Rainey confirmed the Army is currently working with light HMI platoon formation at Fort Moore in Georgia and a heavy formation at the National Training Center at Fort Irwin in California, with an aim to inform scaling of experimentation efforts within brigade combat teams.
“My frustrating coming into AFC [was that] we’ve been screwing around with robots for a long time and it’s not translating into anything,” Rainey said. “If you take robots and try to replace humans or combat vehicles, you’re on a vision quest and it’s going to take a long time. If you take humans and robots and put them together in a coherent formation, you start solving all the problems in both directions. So that’s what we’re doing.”
Rainey said that Futures Command’s role leading HMI efforts can help provide the Army with a more informed, realistic picture of optimizing human and robotic system integration while taking full advantage of industry’s latest advancements in unmanned systems.
“The basic idea behind human-machine integration formations is that our quest for what’s aspirational is absolutely blinding us to what’s doable. Right? We may someday have a robot tank that can go 70 kilometers an hour in six feet of mud, maybe. But that ain’t happening anytime soon,” Rainey said. “So that was holding us back. But if you look at industry, if you look at the world, if you look at what’s in the realm of the possible, absolutely, right now, we have the ability, and I think the moral responsibility, to not trade blood for first contact with the enemy anymore and with today’s available technology.
A recent training event with the HMI light formation focused on an urban fight scenario, which Rainey said included 20 soldiers, four vehicles and a “combination of robots and configured payloads.”

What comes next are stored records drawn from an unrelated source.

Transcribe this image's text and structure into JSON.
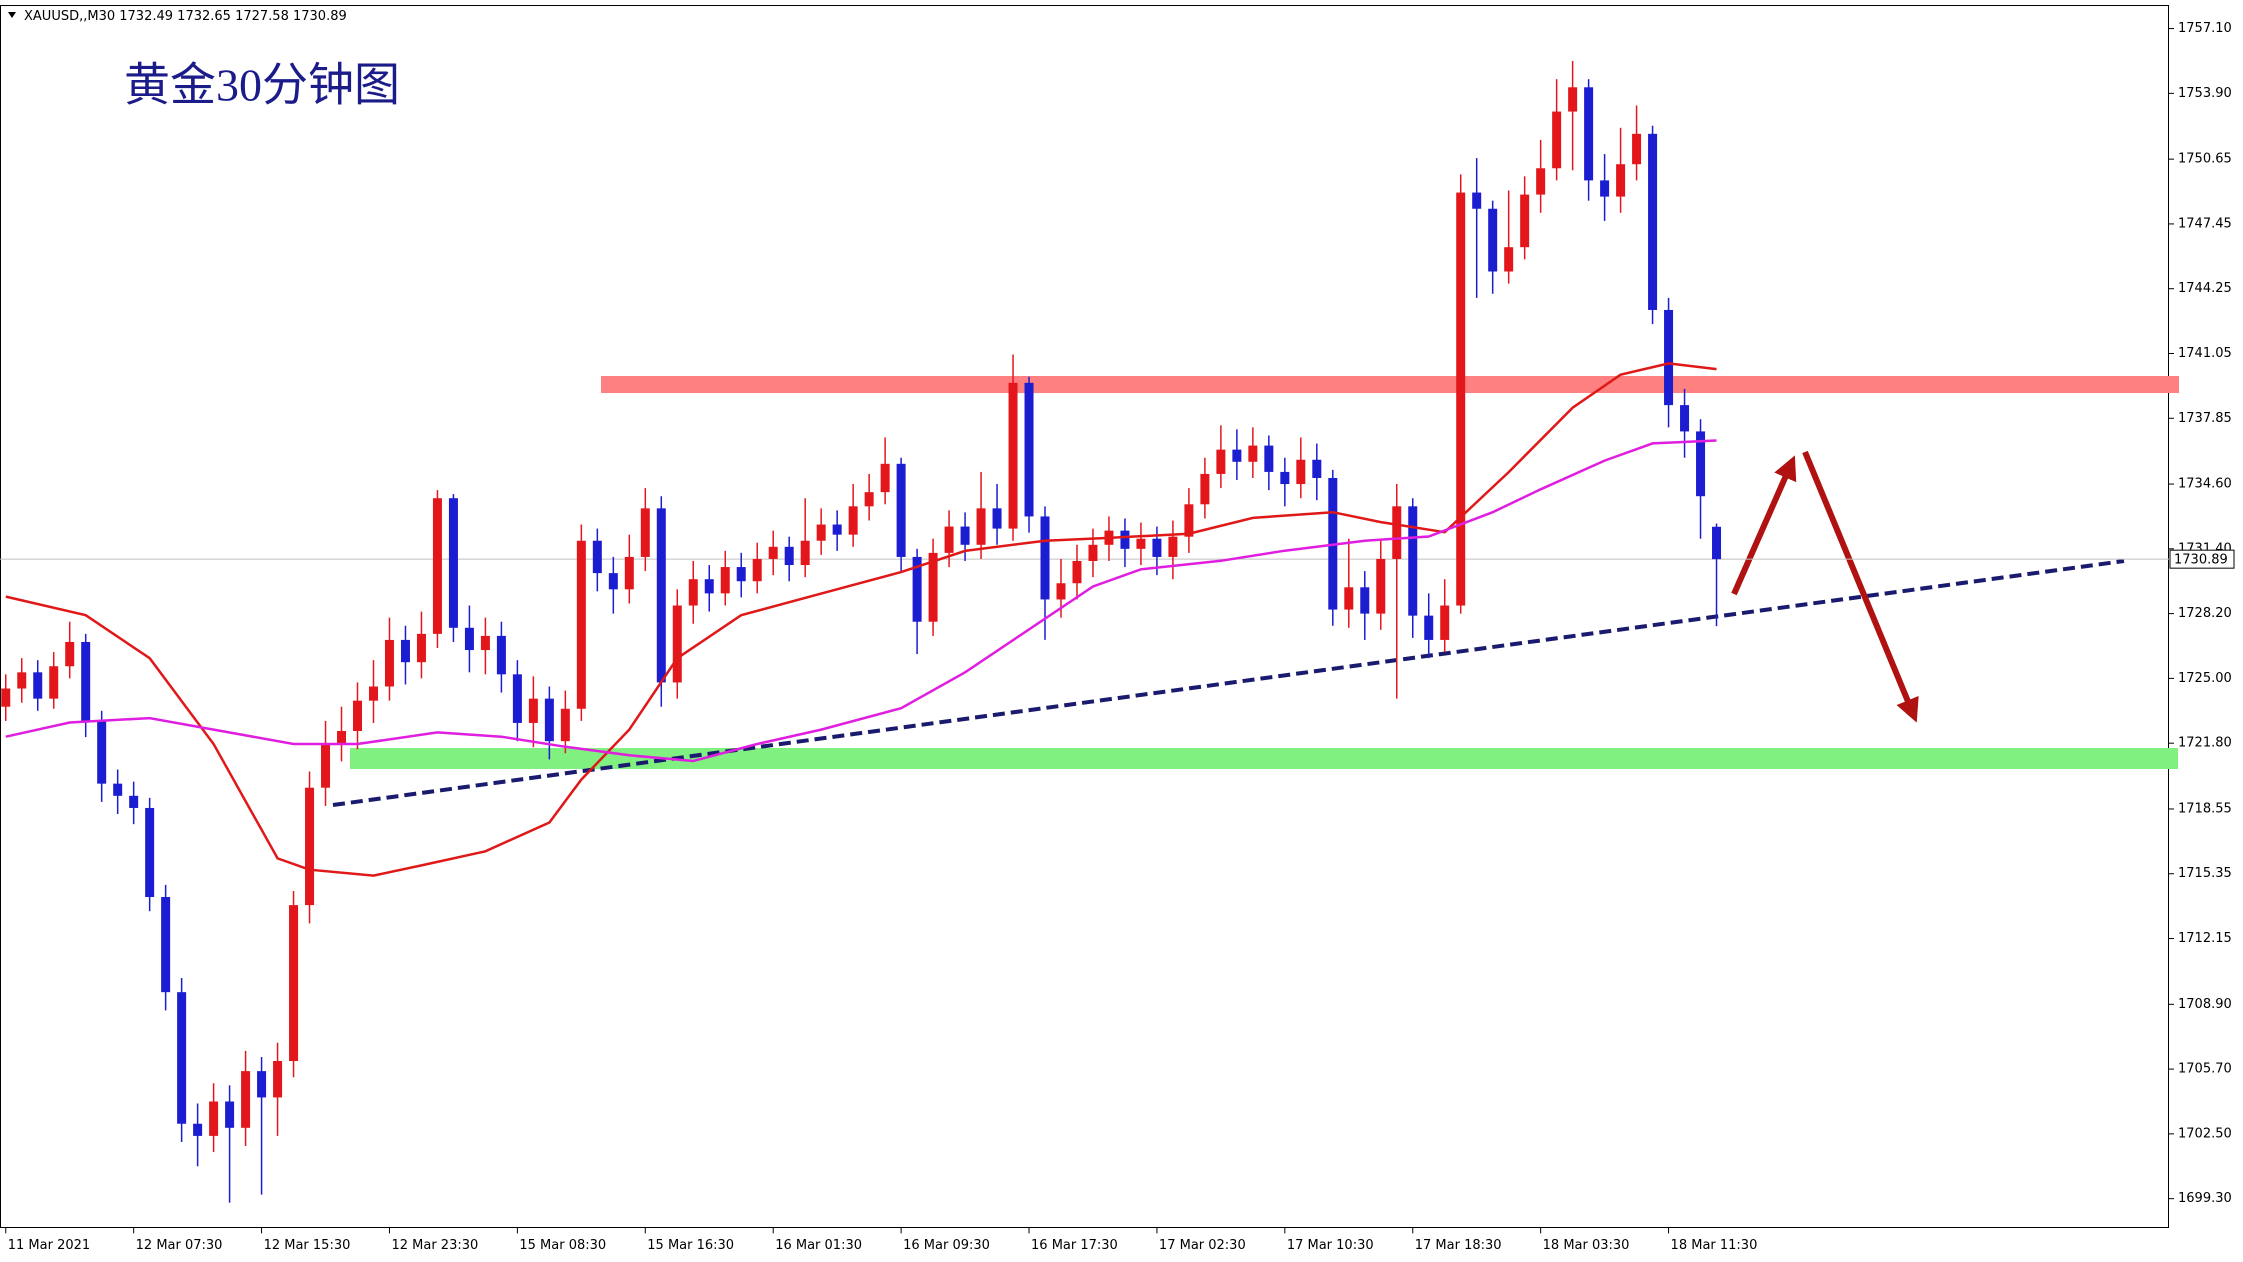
{
  "chart_data": {
    "type": "candlestick",
    "title": "黄金30分钟图",
    "symbol": "XAUUSD,,M30",
    "up_color": "#e3171b",
    "down_color": "#1c1cd0",
    "x": [
      0,
      1,
      2,
      3,
      4,
      5,
      6,
      7,
      8,
      9,
      10,
      11,
      12,
      13,
      14,
      15,
      16,
      17,
      18,
      19,
      20,
      21,
      22,
      23,
      24,
      25,
      26,
      27,
      28,
      29,
      30,
      31,
      32,
      33,
      34,
      35,
      36,
      37,
      38,
      39,
      40,
      41,
      42,
      43,
      44,
      45,
      46,
      47,
      48,
      49,
      50,
      51,
      52,
      53,
      54,
      55,
      56,
      57,
      58,
      59,
      60,
      61,
      62,
      63,
      64,
      65,
      66,
      67,
      68,
      69,
      70,
      71,
      72,
      73,
      74,
      75,
      76,
      77,
      78,
      79,
      80,
      81,
      82,
      83,
      84,
      85,
      86,
      87,
      88,
      89,
      90,
      91,
      92,
      93,
      94,
      95,
      96,
      97,
      98,
      99,
      100,
      101,
      102,
      103,
      104,
      105,
      106,
      107
    ],
    "open": [
      1723.6,
      1724.5,
      1725.3,
      1724.0,
      1725.6,
      1726.8,
      1722.9,
      1719.8,
      1719.2,
      1718.6,
      1714.2,
      1709.5,
      1703.0,
      1702.4,
      1704.1,
      1702.8,
      1705.6,
      1704.3,
      1706.1,
      1713.8,
      1719.6,
      1721.8,
      1722.4,
      1723.9,
      1724.6,
      1726.9,
      1725.8,
      1727.2,
      1733.9,
      1727.5,
      1726.4,
      1727.1,
      1725.2,
      1722.8,
      1724.0,
      1721.9,
      1723.5,
      1731.8,
      1730.2,
      1729.4,
      1731.0,
      1733.4,
      1724.8,
      1728.6,
      1729.9,
      1729.2,
      1730.5,
      1729.8,
      1730.9,
      1731.5,
      1730.6,
      1731.8,
      1732.6,
      1732.1,
      1733.5,
      1734.2,
      1735.6,
      1731.0,
      1727.8,
      1731.2,
      1732.5,
      1731.6,
      1733.4,
      1732.4,
      1739.6,
      1733.0,
      1728.9,
      1729.7,
      1730.8,
      1731.6,
      1732.3,
      1731.4,
      1731.9,
      1731.0,
      1732.0,
      1733.6,
      1735.1,
      1736.3,
      1735.7,
      1736.5,
      1735.2,
      1734.6,
      1735.8,
      1734.9,
      1728.4,
      1729.5,
      1728.2,
      1730.9,
      1733.5,
      1728.1,
      1726.9,
      1728.6,
      1749.0,
      1748.2,
      1745.1,
      1746.3,
      1748.9,
      1750.2,
      1753.0,
      1754.2,
      1749.6,
      1748.8,
      1750.4,
      1751.9,
      1743.2,
      1738.5,
      1737.2,
      1732.49
    ],
    "high": [
      1725.2,
      1726.0,
      1725.9,
      1726.3,
      1727.8,
      1727.2,
      1723.4,
      1720.5,
      1719.9,
      1719.1,
      1714.8,
      1710.2,
      1704.0,
      1705.0,
      1704.9,
      1706.6,
      1706.3,
      1707.0,
      1714.5,
      1720.4,
      1722.9,
      1723.6,
      1724.8,
      1725.9,
      1728.0,
      1727.6,
      1728.3,
      1734.3,
      1734.1,
      1728.6,
      1728.0,
      1727.8,
      1725.9,
      1725.1,
      1724.6,
      1724.4,
      1732.6,
      1732.4,
      1731.0,
      1732.1,
      1734.4,
      1734.0,
      1729.4,
      1730.8,
      1730.6,
      1731.3,
      1731.2,
      1731.7,
      1732.3,
      1732.0,
      1733.9,
      1733.4,
      1733.3,
      1734.6,
      1735.1,
      1736.9,
      1735.9,
      1731.4,
      1731.9,
      1733.3,
      1733.2,
      1735.2,
      1734.6,
      1741.0,
      1739.9,
      1733.5,
      1730.9,
      1731.6,
      1732.4,
      1733.0,
      1732.9,
      1732.7,
      1732.5,
      1732.8,
      1734.4,
      1735.9,
      1737.5,
      1737.3,
      1737.4,
      1737.0,
      1735.9,
      1736.9,
      1736.6,
      1735.3,
      1731.9,
      1730.3,
      1731.8,
      1734.6,
      1733.9,
      1729.2,
      1729.9,
      1749.9,
      1750.7,
      1748.6,
      1749.1,
      1749.8,
      1751.6,
      1754.6,
      1755.5,
      1754.6,
      1750.9,
      1752.2,
      1753.3,
      1752.3,
      1743.8,
      1739.3,
      1737.8,
      1732.65
    ],
    "low": [
      1722.9,
      1723.8,
      1723.4,
      1723.5,
      1725.0,
      1722.1,
      1718.9,
      1718.3,
      1717.8,
      1713.5,
      1708.6,
      1702.1,
      1700.9,
      1701.6,
      1699.1,
      1701.9,
      1699.5,
      1702.4,
      1705.3,
      1712.9,
      1718.7,
      1720.9,
      1721.5,
      1722.8,
      1723.9,
      1724.7,
      1725.0,
      1726.5,
      1726.8,
      1725.3,
      1725.2,
      1724.3,
      1721.9,
      1721.6,
      1721.0,
      1721.3,
      1722.9,
      1729.3,
      1728.2,
      1728.7,
      1730.3,
      1723.6,
      1724.0,
      1727.7,
      1728.3,
      1728.6,
      1729.0,
      1729.2,
      1730.1,
      1729.8,
      1730.0,
      1731.1,
      1731.3,
      1731.5,
      1732.8,
      1733.6,
      1730.2,
      1726.2,
      1727.1,
      1730.5,
      1730.8,
      1730.9,
      1731.6,
      1731.8,
      1732.2,
      1726.9,
      1728.0,
      1728.9,
      1730.0,
      1730.8,
      1730.5,
      1730.6,
      1730.1,
      1729.9,
      1731.2,
      1732.9,
      1734.4,
      1734.8,
      1734.9,
      1734.3,
      1733.5,
      1733.9,
      1733.8,
      1727.6,
      1727.5,
      1726.9,
      1727.4,
      1724.0,
      1727.0,
      1726.0,
      1726.3,
      1728.2,
      1743.8,
      1744.0,
      1744.5,
      1745.7,
      1748.0,
      1749.6,
      1750.1,
      1748.6,
      1747.6,
      1748.0,
      1749.6,
      1742.5,
      1737.4,
      1735.9,
      1731.9,
      1727.58
    ],
    "close": [
      1724.5,
      1725.3,
      1724.0,
      1725.6,
      1726.8,
      1722.9,
      1719.8,
      1719.2,
      1718.6,
      1714.2,
      1709.5,
      1703.0,
      1702.4,
      1704.1,
      1702.8,
      1705.6,
      1704.3,
      1706.1,
      1713.8,
      1719.6,
      1721.8,
      1722.4,
      1723.9,
      1724.6,
      1726.9,
      1725.8,
      1727.2,
      1733.9,
      1727.5,
      1726.4,
      1727.1,
      1725.2,
      1722.8,
      1724.0,
      1721.9,
      1723.5,
      1731.8,
      1730.2,
      1729.4,
      1731.0,
      1733.4,
      1724.8,
      1728.6,
      1729.9,
      1729.2,
      1730.5,
      1729.8,
      1730.9,
      1731.5,
      1730.6,
      1731.8,
      1732.6,
      1732.1,
      1733.5,
      1734.2,
      1735.6,
      1731.0,
      1727.8,
      1731.2,
      1732.5,
      1731.6,
      1733.4,
      1732.4,
      1739.6,
      1733.0,
      1728.9,
      1729.7,
      1730.8,
      1731.6,
      1732.3,
      1731.4,
      1731.9,
      1731.0,
      1732.0,
      1733.6,
      1735.1,
      1736.3,
      1735.7,
      1736.5,
      1735.2,
      1734.6,
      1735.8,
      1734.9,
      1728.4,
      1729.5,
      1728.2,
      1730.9,
      1733.5,
      1728.1,
      1726.9,
      1728.6,
      1749.0,
      1748.2,
      1745.1,
      1746.3,
      1748.9,
      1750.2,
      1753.0,
      1754.2,
      1749.6,
      1748.8,
      1750.4,
      1751.9,
      1743.2,
      1738.5,
      1737.2,
      1734.0,
      1730.89
    ],
    "moving_averages": [
      {
        "color": "#e01818",
        "x": [
          0,
          5,
          9,
          13,
          17,
          19,
          23,
          26,
          30,
          34,
          36,
          39,
          42,
          46,
          51,
          56,
          60,
          65,
          69,
          74,
          78,
          83,
          86,
          90,
          94,
          98,
          101,
          104,
          107
        ],
        "values": [
          1729.04,
          1728.12,
          1726.0,
          1721.76,
          1716.11,
          1715.55,
          1715.26,
          1715.76,
          1716.46,
          1717.88,
          1720.0,
          1722.47,
          1726.0,
          1728.12,
          1729.19,
          1730.25,
          1731.3,
          1731.8,
          1731.94,
          1732.15,
          1732.93,
          1733.21,
          1732.72,
          1732.22,
          1735.19,
          1738.37,
          1740.0,
          1740.56,
          1740.28
        ]
      },
      {
        "color": "#e01ee0",
        "x": [
          0,
          4,
          9,
          13,
          18,
          22,
          27,
          31,
          35,
          39,
          43,
          47,
          51,
          56,
          60,
          64,
          68,
          71,
          76,
          80,
          85,
          89,
          93,
          96,
          100,
          103,
          107
        ],
        "values": [
          1722.12,
          1722.82,
          1723.04,
          1722.47,
          1721.76,
          1721.76,
          1722.33,
          1722.12,
          1721.62,
          1721.2,
          1720.92,
          1721.76,
          1722.47,
          1723.53,
          1725.3,
          1727.42,
          1729.54,
          1730.39,
          1730.81,
          1731.31,
          1731.8,
          1732.01,
          1733.21,
          1734.34,
          1735.76,
          1736.61,
          1736.75
        ]
      }
    ],
    "last_price": 1730.89,
    "xlim": [
      -0.36,
      135.3
    ],
    "ylim": [
      1697.88,
      1758.23
    ],
    "yticks": [
      {
        "value": 1699.3,
        "label": "1699.30"
      },
      {
        "value": 1702.5,
        "label": "1702.50"
      },
      {
        "value": 1705.7,
        "label": "1705.70"
      },
      {
        "value": 1708.9,
        "label": "1708.90"
      },
      1712.15,
      1715.35,
      1718.55,
      {
        "value": 1721.8,
        "label": "1721.80"
      },
      {
        "value": 1725.0,
        "label": "1725.00"
      },
      {
        "value": 1728.2,
        "label": "1728.20"
      },
      {
        "value": 1731.4,
        "label": "1731.40"
      },
      {
        "value": 1734.6,
        "label": "1734.60"
      },
      1737.85,
      {
        "value": 1741.05,
        "label": "1741.05"
      },
      1744.25,
      1747.45,
      1750.65,
      {
        "value": 1753.9,
        "label": "1753.90"
      },
      {
        "value": 1757.1,
        "label": "1757.10"
      }
    ],
    "xticks": [
      {
        "value": 0,
        "label": "11 Mar 2021"
      },
      {
        "value": 8,
        "label": "12 Mar 07:30"
      },
      {
        "value": 16,
        "label": "12 Mar 15:30"
      },
      {
        "value": 24,
        "label": "12 Mar 23:30"
      },
      {
        "value": 32,
        "label": "15 Mar 08:30"
      },
      {
        "value": 40,
        "label": "15 Mar 16:30"
      },
      {
        "value": 48,
        "label": "16 Mar 01:30"
      },
      {
        "value": 56,
        "label": "16 Mar 09:30"
      },
      {
        "value": 64,
        "label": "16 Mar 17:30"
      },
      {
        "value": 72,
        "label": "17 Mar 02:30"
      },
      {
        "value": 80,
        "label": "17 Mar 10:30"
      },
      {
        "value": 88,
        "label": "17 Mar 18:30"
      },
      {
        "value": 96,
        "label": "18 Mar 03:30"
      },
      {
        "value": 104,
        "label": "18 Mar 11:30"
      }
    ]
  }
}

They were able to close that open area. The first thing into the city was robots, robots with smoke generators, robots with tethered UAS, jamming, extending the network, UAVs coming in and dropping robotic cameras onto the tops of buildings, UAVs that can fly into a building kind of like a Roomba…that can transmit back a blueprint of that building, robot dogs with cameras. No human was the first person to enter any building,” Rainey said.
As the Army pursues robotic platform programs, such as the Robotic Combat Vehicle, Rainey reiterated his view that he doesn’t foresee autonomous and unmanned systems replacing the role of human decision makers.
“It’s going to optimize our humans to do the things that only they can do,” Rainey said. “Robots are never going to practice the art of command. They are never going to make values-based decisions the way we expect our commanders to do in combat. They don’t have instincts. They aren’t curious. So [it’s about] optimizing our humans to fight and command and lead and offloading other things. But as soon as you put the two together, [there’s] unlimited potential.”